A decade of life spent adventuring is what I left behind when I came to live with Kim in the Finger Lakes. At a frantic pace – belayed with an ice axe – I had crossed glaciers and climbed peaks, including majestic Mt. Rainier at 14,400 feet in the Northern Cascades. I had skied and camped for days in the wilderness along frozen rivers, retrieved spinnaker poles from masts in gale winds, followed giant squid in deep, warm Caribbean waters. For the past ten years I had done everything I could to ignore the fact that I felt trapped in a marriage to the wrong person.
With youthful bravado, a young male “companion” and I had left our courses at Bowdoin College for a shack on a beach in Nantucket. In the summer we painted houses and in winter we worked on scallop boats in the bay. They were halcyon days spent surfcasting for bluefish and seabass that we roasted at night on bonfires built in the sand. We drank tankards of beer and sang sea shanties in old seaport saloons. I taught myself to play the harmonica. At night, lying on our backs, our heads cradled in cold dunes, we studied the stars. We needed to learn the constellations so we could navigate our ship when we sailed around the world.

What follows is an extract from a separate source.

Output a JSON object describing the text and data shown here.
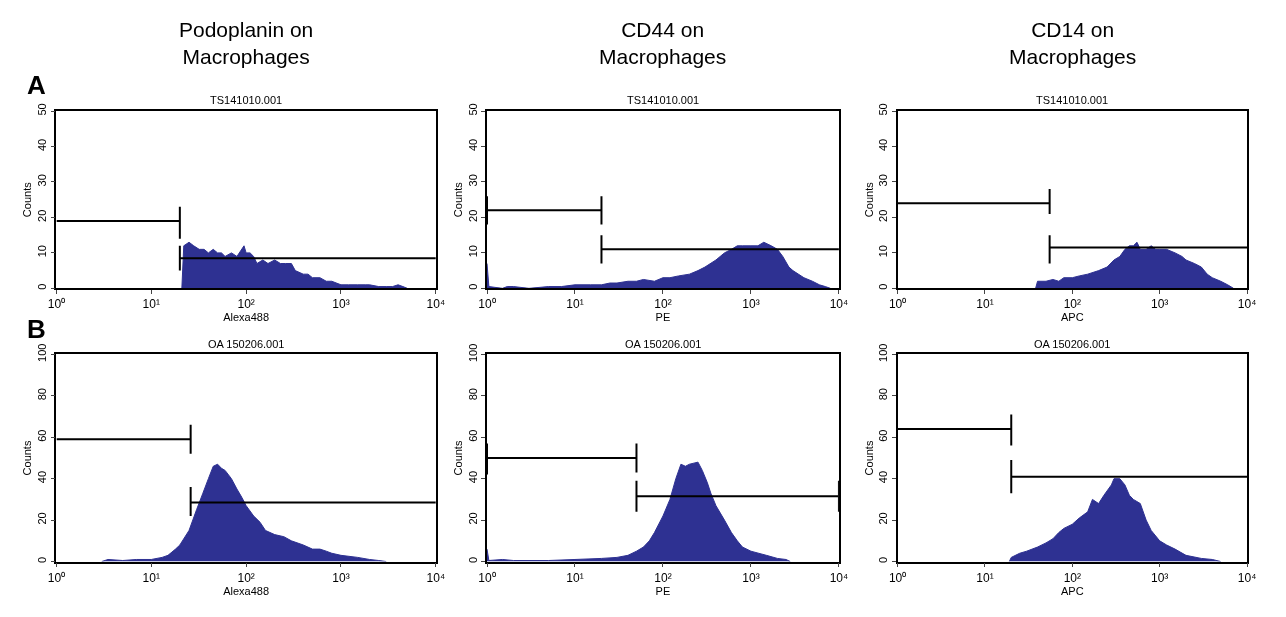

How easy, when young, to fall off a log or marry on a foolish whim. How painful to realize, years later, you made a mistake. Where once all you needed was a beach and stars at night, now there were lawyers and claims to property – who would take the dog? So many nights of dreaming and doubt – of being lost in an old hotel, going from room to room, opening doors and trying to escape on legs that could not or would not move.